SurModics, Inc. (SRDX - Analyst Report), a provider of surface modification and drug delivery technologies to the healthcare industry, recently revealed that it has appointed Andy LaFrence as the chief financial officer (CFO) and Vice President of finance. He will take over the reins effective February 12, 2013. LaFrence will replace Timothy Arens, the current interim CFO at SurModics.

Going forward, Timothy Arens will assume responsibility as the Vice President of corporate development and strategy. He will be responsible for framing strategies and assessing growth opportunities for the Medical Device and In Vitro Diagnostics segments at Surmodics. We note that SurModics currently operates through these two divisions.

The new CFO will be responsible for leading the entire financial activities at SurModics. His will be in charge of activities, such as controlling, financial planning and analysis, treasury, tax, audit and investor relations.

LaFrence, a certified public accountant, brings with him more than 20 years of experience to SurModics pertaining to finance and capital markets. LaFrence has donned many important roles in his illustrious career. Previously, he was the CFO of CNS Therapeutics (now a wholly owned subsidiary of Covidien plc (COV - Analyst Report)).

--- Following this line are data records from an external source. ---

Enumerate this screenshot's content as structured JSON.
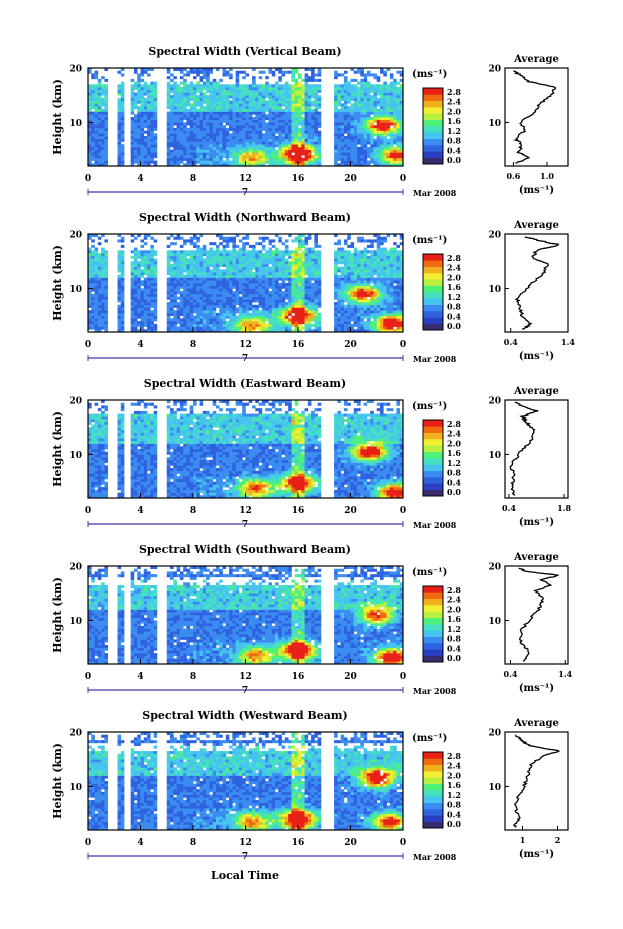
{
  "colors": {
    "colormap": [
      "#3a2a6e",
      "#2a3fbf",
      "#2f62e0",
      "#3b8cf0",
      "#46c4f0",
      "#45e0c0",
      "#4ff07a",
      "#b8f040",
      "#f0f030",
      "#f0b020",
      "#f06a10",
      "#e82018"
    ],
    "gap": "#ffffff",
    "axis": "#000000",
    "timeline": "#3a3aaa"
  },
  "shared": {
    "x_ticks": [
      "0",
      "4",
      "8",
      "12",
      "16",
      "20",
      "0"
    ],
    "y_ticks": [
      "20",
      "10"
    ],
    "ylabel": "Height (km)",
    "colorbar_unit": "(ms⁻¹)",
    "colorbar_ticks": [
      "2.8",
      "2.4",
      "2.0",
      "1.6",
      "1.2",
      "0.8",
      "0.4",
      "0.0"
    ],
    "day_label": "7",
    "date_label": "Mar 2008",
    "avg_title": "Average",
    "avg_xlabel": "(ms⁻¹)",
    "xlabel": "Local Time"
  },
  "chart_data": [
    {
      "type": "heatmap",
      "title": "Spectral Width (Vertical Beam)",
      "x_range": [
        0,
        24
      ],
      "y_range": [
        2,
        20
      ],
      "clim": [
        0.0,
        3.0
      ],
      "gaps": [
        [
          1.6,
          2.2
        ],
        [
          2.7,
          3.3
        ],
        [
          5.3,
          6.0
        ],
        [
          17.8,
          18.8
        ]
      ],
      "hot_spots": [
        [
          16.0,
          4.2,
          3.0
        ],
        [
          12.5,
          3.5,
          1.6
        ],
        [
          22.5,
          9.5,
          2.6
        ],
        [
          23.5,
          4.0,
          2.2
        ]
      ],
      "white_top": 17.0,
      "average_profile": {
        "xlim": [
          0.5,
          1.25
        ],
        "x_ticks": [
          "0.6",
          "1.0"
        ],
        "values": [
          [
            0.62,
            2.5
          ],
          [
            0.78,
            3.5
          ],
          [
            0.66,
            4.5
          ],
          [
            0.7,
            6.0
          ],
          [
            0.62,
            7.0
          ],
          [
            0.74,
            8.5
          ],
          [
            0.68,
            10.0
          ],
          [
            0.86,
            12.0
          ],
          [
            0.92,
            13.5
          ],
          [
            1.05,
            15.0
          ],
          [
            1.1,
            16.5
          ],
          [
            0.78,
            17.5
          ],
          [
            0.7,
            18.5
          ],
          [
            0.6,
            19.5
          ]
        ]
      }
    },
    {
      "type": "heatmap",
      "title": "Spectral Width (Northward Beam)",
      "x_range": [
        0,
        24
      ],
      "y_range": [
        2,
        20
      ],
      "clim": [
        0.0,
        3.0
      ],
      "gaps": [
        [
          1.6,
          2.2
        ],
        [
          2.7,
          3.3
        ],
        [
          5.3,
          6.0
        ],
        [
          17.8,
          18.8
        ]
      ],
      "hot_spots": [
        [
          16.0,
          5.0,
          2.6
        ],
        [
          12.5,
          3.2,
          1.8
        ],
        [
          21.0,
          9.0,
          2.4
        ],
        [
          23.2,
          3.5,
          2.8
        ]
      ],
      "white_top": 17.0,
      "average_profile": {
        "xlim": [
          0.3,
          1.4
        ],
        "x_ticks": [
          "0.4",
          "1.4"
        ],
        "values": [
          [
            0.62,
            2.5
          ],
          [
            0.75,
            3.5
          ],
          [
            0.6,
            5.0
          ],
          [
            0.55,
            6.5
          ],
          [
            0.52,
            8.0
          ],
          [
            0.72,
            10.5
          ],
          [
            0.95,
            12.5
          ],
          [
            1.05,
            14.5
          ],
          [
            0.78,
            15.5
          ],
          [
            0.85,
            17.0
          ],
          [
            1.25,
            18.0
          ],
          [
            0.9,
            18.8
          ],
          [
            0.65,
            19.5
          ]
        ]
      }
    },
    {
      "type": "heatmap",
      "title": "Spectral Width (Eastward Beam)",
      "x_range": [
        0,
        24
      ],
      "y_range": [
        2,
        20
      ],
      "clim": [
        0.0,
        3.0
      ],
      "gaps": [
        [
          1.6,
          2.2
        ],
        [
          2.7,
          3.3
        ],
        [
          5.3,
          6.0
        ],
        [
          17.8,
          18.8
        ]
      ],
      "hot_spots": [
        [
          16.0,
          4.8,
          2.4
        ],
        [
          12.8,
          3.8,
          2.0
        ],
        [
          21.5,
          10.5,
          2.6
        ],
        [
          23.4,
          3.0,
          2.6
        ]
      ],
      "white_top": 17.5,
      "average_profile": {
        "xlim": [
          0.3,
          1.9
        ],
        "x_ticks": [
          "0.4",
          "1.8"
        ],
        "values": [
          [
            0.55,
            2.5
          ],
          [
            0.48,
            4.0
          ],
          [
            0.52,
            6.0
          ],
          [
            0.46,
            8.0
          ],
          [
            0.7,
            10.5
          ],
          [
            0.95,
            12.5
          ],
          [
            1.05,
            14.5
          ],
          [
            0.82,
            16.0
          ],
          [
            0.75,
            17.0
          ],
          [
            1.1,
            18.0
          ],
          [
            0.7,
            19.0
          ],
          [
            0.55,
            19.6
          ]
        ]
      }
    },
    {
      "type": "heatmap",
      "title": "Spectral Width (Southward Beam)",
      "x_range": [
        0,
        24
      ],
      "y_range": [
        2,
        20
      ],
      "clim": [
        0.0,
        3.0
      ],
      "gaps": [
        [
          1.6,
          2.2
        ],
        [
          2.7,
          3.3
        ],
        [
          5.3,
          6.0
        ],
        [
          17.8,
          18.8
        ]
      ],
      "hot_spots": [
        [
          16.0,
          4.5,
          2.8
        ],
        [
          12.8,
          3.5,
          1.8
        ],
        [
          22.0,
          11.0,
          2.2
        ],
        [
          23.2,
          3.2,
          2.8
        ]
      ],
      "white_top": 16.5,
      "average_profile": {
        "xlim": [
          0.3,
          1.45
        ],
        "x_ticks": [
          "0.4",
          "1.4"
        ],
        "values": [
          [
            0.62,
            2.5
          ],
          [
            0.75,
            4.0
          ],
          [
            0.6,
            6.0
          ],
          [
            0.58,
            8.0
          ],
          [
            0.78,
            10.5
          ],
          [
            0.95,
            12.5
          ],
          [
            1.0,
            14.0
          ],
          [
            0.85,
            15.5
          ],
          [
            1.15,
            16.5
          ],
          [
            0.95,
            17.5
          ],
          [
            1.3,
            18.3
          ],
          [
            0.7,
            19.0
          ],
          [
            0.55,
            19.6
          ]
        ]
      }
    },
    {
      "type": "heatmap",
      "title": "Spectral Width (Westward Beam)",
      "x_range": [
        0,
        24
      ],
      "y_range": [
        2,
        20
      ],
      "clim": [
        0.0,
        3.0
      ],
      "gaps": [
        [
          1.6,
          2.2
        ],
        [
          2.7,
          3.3
        ],
        [
          5.3,
          6.0
        ],
        [
          17.8,
          18.8
        ]
      ],
      "hot_spots": [
        [
          16.0,
          4.0,
          2.8
        ],
        [
          12.5,
          3.5,
          1.8
        ],
        [
          22.0,
          11.5,
          2.6
        ],
        [
          23.0,
          3.5,
          2.4
        ]
      ],
      "white_top": 16.5,
      "average_profile": {
        "xlim": [
          0.5,
          2.3
        ],
        "x_ticks": [
          "1",
          "2"
        ],
        "values": [
          [
            0.75,
            2.5
          ],
          [
            0.9,
            4.0
          ],
          [
            0.8,
            6.0
          ],
          [
            0.85,
            8.0
          ],
          [
            1.05,
            10.0
          ],
          [
            1.15,
            12.0
          ],
          [
            1.25,
            14.0
          ],
          [
            1.55,
            15.5
          ],
          [
            2.05,
            16.5
          ],
          [
            1.2,
            17.5
          ],
          [
            0.95,
            18.5
          ],
          [
            0.8,
            19.5
          ]
        ]
      }
    }
  ]
}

Prior to that, he acted as an audit partner at KPMG, where he concentrated on supporting public and private, high-growth medical technology, pharmaceutical and biotechnology entities.

Taking into account LaFrence?s vast experience in the finance and capital markets, he can easily be labeled as a veteran in that field. LaFrence?s comprehensive sector know-how and expertise is expected to be beneficial to SurModics.

We have a long-term Neutral recommendation on SurModics. Also, it holds a short-term Zacks #3 Rank (Hold). However, Quidel Corporation (QDEL - Snapshot Report), which operates in the same industry as SurModics, appears to be better- positioned. The stock carries a Zacks #2 Rank (Buy).